Since jhowell's KRDS parser krds.py
https://www.mobileread.com/forums/sh...d.php?t=322172 is general and complete, I've put the details of my partial reverse engineering in spoiler tags.
Spoiler:
As I write this up, I see that the structures are saved avl interval trees, which is meaningless to me and the results of a web search don't look interesting. This particular file is a strange mix of binary and text. (Of course the notes are in text, but see the following.

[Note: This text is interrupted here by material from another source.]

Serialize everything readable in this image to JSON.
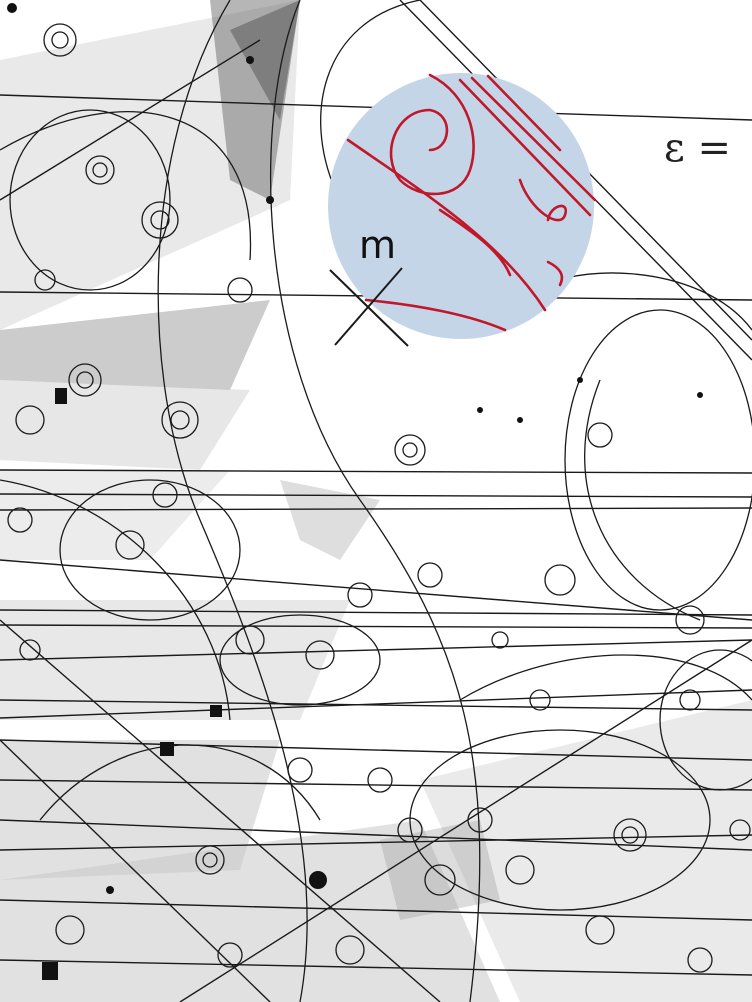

Each hightlight begins (for my purposes) with the string "annotation.personal.highlight" followed by 4 bytes. The first byte is always 0x03 (^C) followed by 3 bytes that seem to give the length of the following text string that denotes the rawml byte offset of the beginning of the highlight. This is followed by a repeat to give the byte offset of the end of the highlight, which is followed by about a couple dozen bytes of (as far as I am concerned) junk.
Code:
annotation.personal.highlight^C^@^@^G1191325^C^@^@^G1191337^B^@^@^A...
3 0 0 7 3 0 0 7
(0*256) + 0)*256 + 7 = 7
Personal notes are similar to highlights. They begin with the string "annotation.personal.note", followed by the rawml byte offset of the highlight associated with the note. This is followed by more "junk", then binary (only) length of the note, then the text of the note itself.
Bookmarks look similar to highlights, but I have not investigated.
The C code and perl scripts are in github at
https://github.com/jps-e/azw3r and a
ttached here along with a sed script to make the rawml viewable in a web browser.
ETA: The C and perl have been updated
ETA: New release attached as azw3r-0.1.7.zip to this post. See post #29 for details of added features.